Charity organiser David Lawrence has some valuable advice re donating your stuff.
Donating your unwanted stuff
Everyone has ‘stuff’, it just appears and before you know it you need to make some room. That’s where we come in, we can take your unwanted items, from irons to tv’s, sofas to wardrobes, desks to lamps, if you have it to give……we’d be interested! That goes for businesses too!
Do you ever think about who’s taking your items and what happens when you get rid of them?
Let’s look at the options that are available
In my opinion (well it would as I work for one) this is the best of all options, it means that someone gets the benefit of your unwanted items.
Some charities will use your donation to raise funds for their cause; there are lots to choose from, you can support hospices, children, animals, health, action in this country and action abroad, you can choose what’s close to your heart.
Or, you could choose to donate your unwanted items to a charity like TRUP. We use it as a tool for training and volunteering, and then sell the refurbished item at low prices back into the community. In turn, the money from this then feeds back into TRUP so we can continue the work.
Businesses pretending to be charities (sacks through the door)
Most of us know about the plastic sacks that are put through doors by companies purporting to raise money through the sale of whatever is requested to go in the sack. Now, some of these companies are great and raise much needed funds for the charity they’re supporting. However, it’s important to make sure that you know who you are dealing with and how much of it the money raised (if any) gets donated to the cause and that they are genuine and not pretending to be something they’re not.
In my opinion, where you can, take your donation straight to the charity, or arrange a collection with your favourite, at least then you’ll know where you donation is going and who’s going to benefit.
Businesses offering to take away your donation for free
Sometimes these companies can look like a national organisation, or a local council and will offer to collect your unwanted items for free or for a small charge, with a promise that some of the funds generated will support people in this country or abroad. As a business or a householder this can look attractive and solve a problem, until that is you come across someone who lets you down, or you find out that they’re in it for the money.
Freebay, Freecycle, Freegle,…….
These are just a few of the websites (there seems to be a new one every week) that offer you the opportunity to advertise your unwanted items. Some sites will charge you to list, or push your advert up the listings, or for a better photo, whilst others will allow you to list for free if you’re giving the item away. Most of these sites earn an income from advertising on their sites, but obviously approach with caution as some less reputable sites may well be selling your email address!
These sites can be a good way of passing on things for free or earning a small income from your unwanted items. However, there’s no guarantee that anyone will need or indeed want what you have and if they do, are you prepared to let them collect from your home?

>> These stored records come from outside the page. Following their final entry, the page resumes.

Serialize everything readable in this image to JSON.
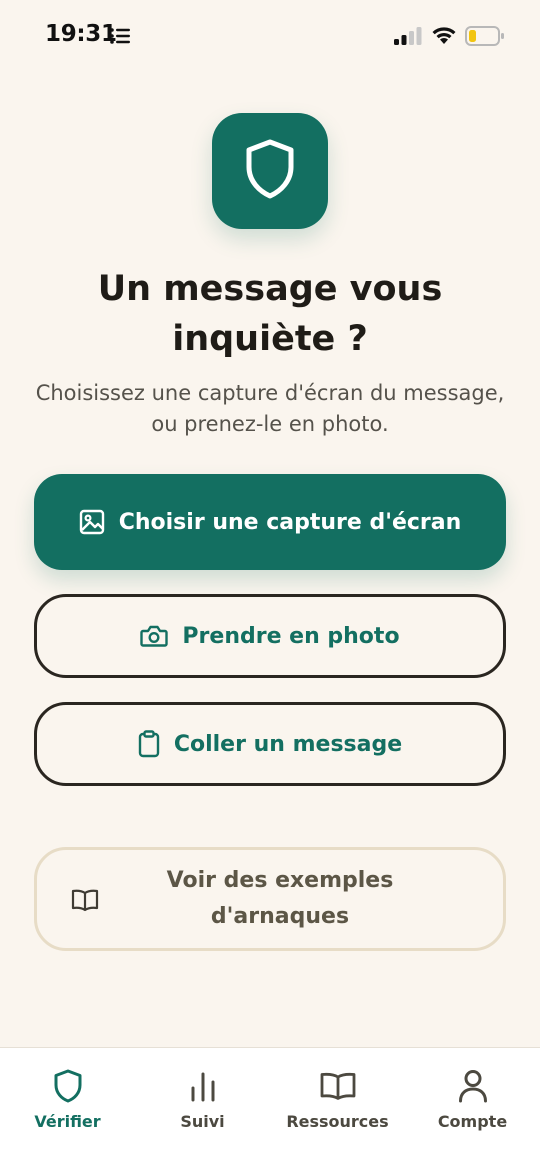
{
  "status_bar": {
    "time": "19:31"
  },
  "hero": {
    "icon": "shield-icon",
    "headline_line1": "Un message vous",
    "headline_line2": "inquiète ?",
    "subtext_line1": "Choisissez une capture d'écran du message,",
    "subtext_line2": "ou prenez-le en photo."
  },
  "actions": {
    "choose_screenshot": {
      "label": "Choisir une capture d'écran",
      "icon": "image-icon"
    },
    "take_photo": {
      "label": "Prendre en photo",
      "icon": "camera-icon"
    },
    "paste_message": {
      "label": "Coller un message",
      "icon": "clipboard-icon"
    },
    "examples": {
      "label_line1": "Voir des exemples",
      "label_line2": "d'arnaques",
      "icon": "book-icon"
    }
  },
  "tab_bar": {
    "tabs": [
      {
        "label": "Vérifier",
        "icon": "shield-icon",
        "active": true
      },
      {
        "label": "Suivi",
        "icon": "bar-chart-icon",
        "active": false
      },
      {
        "label": "Ressources",
        "icon": "book-icon",
        "active": false
      },
      {
        "label": "Compte",
        "icon": "user-icon",
        "active": false
      }
    ]
  },
  "colors": {
    "background": "#faf5ee",
    "primary": "#136f61",
    "text": "#1f1c17",
    "muted_text": "#55524b",
    "outline_dark": "#2a2620",
    "outline_light": "#e7dcc6"
  }
}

Companies pay for your items
This is quite a new idea, companies will either come to your home or you can take it to them and they will pay for your unwanted item. I’ve been a manager of a reuse charity for over 6 years and I know how hard it is for us to pay the bills, I’m not sure how these companies can make it work.
The man and his van
Generally speaking this is the guy that offers to take any of your unwanted things to the tip for free, however, in reality they may take what they can sell on, and the rest is dumped on the side of the road or down a back alley, this is fly tipping and not only is illegal, it also harms the environment.
If you do use this option ask to see their Waste Carriers Licence, and ask for a Waste Transfer Note, if they are a reputable company they will have this available, and don’t fall for the line ‘We’ll send it to you later’.
The rules you should know
Just so we all understand the law, it’s your responsibility to ensure your waste (that’s what unwanted clothes, fridges, washing machines, sofas are legally called) are disposed of correctly. If you allow someone to take away your goods (either paid for or done for free) and they’re disposed of incorrectly (fly tipping), any items that can be traced back to you, you will be responsible for – that means a hefty fine and the cost of clearing it up!
Your decision counts
As the economy gets worse I understand the need for people to think about ways to earn extra and save as much as they can, but I make the plea from the hard pressed charity sector – we still need your donation, so please think carefully how you are going to get rid of your stuff and don’t just let it go to someone who is going to earn big out of it. This year charities will see donations fall as people can’t afford to replace items as soon as they did in the past, and your donation can make a big difference to a charity. So, make sure your donation counts and give with thought and care.